Klaus Stärk: Ich bin in größter Sorge um viele Menschen, die ich in Afghanistan kennen gelernt habe. Wir hatten vor Ort während der Fußballprojekte natürlich viele Helfer und Mitarbeiter, die jetzt in höchster Gefahr sind. Momentan gibt es nur die Hoffnung, dass sie irgendwie mit dem Leben davonkommen.

War die Entwicklung in Afghanistan ihrer Erfahrung nach absehbar?

Stärk: Als ich die Meldung gehört habe, dass die US-Truppen abziehen, war mein erster Gedanke: 'Jetzt ist Afghanistan verloren!' Es hat dort gebrodelt, seit die westlichen Nationen dort nach dem Krieg eingegriffen haben. Wir haben selbst gespürt und immer davon gehört, dass die Taliban im Hintergrund immer stärker werden und sich formieren. Die westliche militärische Präsenz hat diese Aktivitäten natürlich gebremst. Aber mit dem Abzug war klar, dass der Weg für die Taliban sofort frei sein würde. Das haben im Übrigen auch immer unsere örtlichen Helfer vorhergesagt. Die haben immer darauf hingewiesen, dass sie in größter Gefahr schweben, wenn wir einmal weg sein sollten.

Wie kam es zum deutschen Fußball-Engagement in Afghanistan?

Stärk: Nach dem Sturz des Taliban-Regimes in der Folge des Terroranschlags in New York 2001 war es Kollege Holger Obermann, der dort 2003 ein erstes Fußballprojekt begann. Vorangegangen war ein Besuch des damaligen Bundeskanzlers Gerhard Schröder, der gemeinsam mit Franz Beckenbauer auch den dortigen Fußballverband kennen lernte. Es gab damals nur ein baufälliges altes Stadion und eine Art Clubraum mit einer einsamen Glühbirne. Es wurde beschlossen, hier zu helfen. Und so kam ich im Auftrag des Auswärtigen Amtes, des Deutschen Olympischen Sportbundes und des DFB für ein vierjähriges Aufbauprojekt ins Land.
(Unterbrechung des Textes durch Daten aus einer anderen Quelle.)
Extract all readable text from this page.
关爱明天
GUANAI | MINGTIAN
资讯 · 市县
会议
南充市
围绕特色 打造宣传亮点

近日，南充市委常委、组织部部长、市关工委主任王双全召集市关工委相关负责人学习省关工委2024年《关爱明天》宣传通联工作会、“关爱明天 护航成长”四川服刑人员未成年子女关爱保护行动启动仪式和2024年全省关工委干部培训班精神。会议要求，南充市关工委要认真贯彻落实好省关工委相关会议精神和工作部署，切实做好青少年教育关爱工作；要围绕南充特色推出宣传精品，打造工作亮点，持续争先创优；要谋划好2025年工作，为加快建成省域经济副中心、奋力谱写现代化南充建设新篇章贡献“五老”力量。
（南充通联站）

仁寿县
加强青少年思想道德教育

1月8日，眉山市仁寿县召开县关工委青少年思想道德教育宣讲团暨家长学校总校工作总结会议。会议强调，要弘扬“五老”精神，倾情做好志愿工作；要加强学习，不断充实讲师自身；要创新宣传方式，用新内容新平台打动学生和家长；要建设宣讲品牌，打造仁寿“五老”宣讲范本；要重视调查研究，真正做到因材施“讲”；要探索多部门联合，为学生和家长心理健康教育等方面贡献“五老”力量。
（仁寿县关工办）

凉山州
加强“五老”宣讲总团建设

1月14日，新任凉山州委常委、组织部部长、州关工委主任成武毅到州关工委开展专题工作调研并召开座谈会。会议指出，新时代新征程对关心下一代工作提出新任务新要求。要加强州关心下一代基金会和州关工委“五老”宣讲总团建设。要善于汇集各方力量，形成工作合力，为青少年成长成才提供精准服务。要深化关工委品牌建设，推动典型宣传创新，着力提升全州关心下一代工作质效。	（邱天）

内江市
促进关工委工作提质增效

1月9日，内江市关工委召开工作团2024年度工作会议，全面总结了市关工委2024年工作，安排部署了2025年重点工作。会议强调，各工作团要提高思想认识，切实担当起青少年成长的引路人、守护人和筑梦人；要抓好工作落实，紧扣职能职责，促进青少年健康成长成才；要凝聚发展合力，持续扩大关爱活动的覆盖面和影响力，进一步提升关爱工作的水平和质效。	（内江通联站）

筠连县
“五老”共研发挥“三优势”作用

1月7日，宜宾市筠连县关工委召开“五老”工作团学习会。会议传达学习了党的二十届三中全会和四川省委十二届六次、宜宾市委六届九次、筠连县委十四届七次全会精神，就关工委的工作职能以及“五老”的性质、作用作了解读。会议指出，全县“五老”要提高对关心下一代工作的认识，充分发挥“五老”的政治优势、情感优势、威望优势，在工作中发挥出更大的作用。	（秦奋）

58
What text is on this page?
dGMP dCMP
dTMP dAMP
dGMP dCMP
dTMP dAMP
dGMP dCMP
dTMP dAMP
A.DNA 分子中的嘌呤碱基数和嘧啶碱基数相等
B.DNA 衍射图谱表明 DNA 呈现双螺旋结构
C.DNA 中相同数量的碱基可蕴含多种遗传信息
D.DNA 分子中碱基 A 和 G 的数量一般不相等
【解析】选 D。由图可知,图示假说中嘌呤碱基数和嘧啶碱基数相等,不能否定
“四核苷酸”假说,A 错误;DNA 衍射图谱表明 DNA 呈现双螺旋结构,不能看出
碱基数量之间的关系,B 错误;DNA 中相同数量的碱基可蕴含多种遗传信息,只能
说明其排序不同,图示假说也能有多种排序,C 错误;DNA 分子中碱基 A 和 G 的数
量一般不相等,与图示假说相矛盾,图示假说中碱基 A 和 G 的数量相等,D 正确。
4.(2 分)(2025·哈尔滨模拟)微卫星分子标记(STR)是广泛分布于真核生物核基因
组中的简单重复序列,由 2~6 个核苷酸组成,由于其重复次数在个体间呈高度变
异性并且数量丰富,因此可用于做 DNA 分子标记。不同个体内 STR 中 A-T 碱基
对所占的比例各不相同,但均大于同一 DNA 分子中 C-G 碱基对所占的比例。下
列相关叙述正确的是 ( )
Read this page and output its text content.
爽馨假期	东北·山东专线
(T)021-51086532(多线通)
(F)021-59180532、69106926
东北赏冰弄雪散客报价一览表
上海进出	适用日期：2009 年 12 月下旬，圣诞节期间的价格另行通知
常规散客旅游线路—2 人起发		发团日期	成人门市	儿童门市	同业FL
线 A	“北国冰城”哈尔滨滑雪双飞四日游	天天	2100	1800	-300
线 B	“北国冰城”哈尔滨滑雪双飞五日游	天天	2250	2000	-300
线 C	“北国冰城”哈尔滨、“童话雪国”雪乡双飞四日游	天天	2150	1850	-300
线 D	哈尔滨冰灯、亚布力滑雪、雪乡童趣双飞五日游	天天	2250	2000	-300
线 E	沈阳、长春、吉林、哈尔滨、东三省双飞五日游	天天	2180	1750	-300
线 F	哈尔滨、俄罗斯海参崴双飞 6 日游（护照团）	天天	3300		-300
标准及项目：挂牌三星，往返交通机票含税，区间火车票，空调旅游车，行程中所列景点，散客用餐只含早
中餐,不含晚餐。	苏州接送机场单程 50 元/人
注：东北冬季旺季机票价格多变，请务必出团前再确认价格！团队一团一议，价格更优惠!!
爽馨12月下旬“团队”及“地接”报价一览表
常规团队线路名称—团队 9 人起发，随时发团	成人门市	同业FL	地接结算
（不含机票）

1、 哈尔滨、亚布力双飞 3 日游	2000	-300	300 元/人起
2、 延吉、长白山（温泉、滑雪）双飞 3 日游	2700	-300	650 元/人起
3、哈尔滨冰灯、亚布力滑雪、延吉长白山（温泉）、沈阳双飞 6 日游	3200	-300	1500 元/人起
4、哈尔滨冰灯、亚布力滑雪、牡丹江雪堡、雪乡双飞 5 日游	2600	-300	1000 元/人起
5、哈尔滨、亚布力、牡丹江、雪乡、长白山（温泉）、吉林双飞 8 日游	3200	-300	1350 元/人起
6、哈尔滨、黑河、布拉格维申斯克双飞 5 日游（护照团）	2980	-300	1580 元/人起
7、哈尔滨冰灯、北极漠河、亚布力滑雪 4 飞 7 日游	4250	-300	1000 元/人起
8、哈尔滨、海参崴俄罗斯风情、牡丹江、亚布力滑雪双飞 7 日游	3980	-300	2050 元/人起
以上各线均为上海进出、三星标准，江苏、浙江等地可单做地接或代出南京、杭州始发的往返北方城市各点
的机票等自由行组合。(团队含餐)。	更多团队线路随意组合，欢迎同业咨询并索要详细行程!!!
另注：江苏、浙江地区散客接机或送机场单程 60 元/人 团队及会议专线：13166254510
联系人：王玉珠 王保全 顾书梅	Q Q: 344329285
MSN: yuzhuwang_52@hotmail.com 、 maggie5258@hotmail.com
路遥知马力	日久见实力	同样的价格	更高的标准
Wie waren Ihre Arbeitsbedingungen?

Stärk: Es war außergewöhnlich. Gleich in meiner zweiten Nacht in Kabul schlug in meinem Nachbarhaus eine Rakete ein. Die US-Truppen hatten die Kontrolle übernommen, aber die Lage war völlig unübersichtlich. Afghanistan ist ein völlig heterogener Staat mit unzähligen Bevölkerungsstämmen. Es gab neben den Taliban daher viele weitere oppositionelle Gruppen mit unterschiedlichen Interessen. Wir wurden auf Schritt und Tritt bewacht, durften uns wegen drohender Anschläge eigentlich nur zwischen Unterkunft, Sportplatz und Schulen bewegen. Zuerst konnten wir unter dem Schutz von Soldaten auch noch ins Land fahren, das war ab 2007 auch nicht mehr möglich. Zu gefährlich. Aber ehrlich gesagt habe ich mich damals an die ständige Lebensgefahr gewöhnt.

War das Fußballprojekt trotzdem sinnvoll?

Stärk: Sicher. Wir haben mit unserer Arbeit damals viele Leute glücklich gemacht. Das war auch immer die Rückmeldung aus der Bevölkerung. Wir haben Fußballprojekte in den Schulen eingeführt, Turniere und ein Ligensystem organisiert und uns vor allem in der Entwicklung des Mädchenfußballs engagiert. Dass die Entwicklung des Fußballs nach dem Projekt nicht wirklich weiterging, ist den politischen und religiösen brisanten Gegebenheiten in Afghanistan geschuldet. Einfach ausgedrückt: Die Menschen haben dort andere Probleme als Fußball.

War Mädchenfußball unter den religiösen Begebenheiten akzeptiert?

Stärk: Es gab unter den Mädchen und jungen Frauen ein riesiges Interesse am Fußball. Natürlich hatten viele der Spielerinnen daheim Probleme, dass ihr Fußballspiel akzeptiert wird. Aber sie haben darum gekämpft. Viele fußballbegeisterte junge Frauen haben das Land dann auch verlassen. Millionen Afghanen leben ja über die ganze Welt verteilt und haben sich woanders eine Existenz aufgebaut. Das sind die Glücklichen, die heute außer Gefahr sind.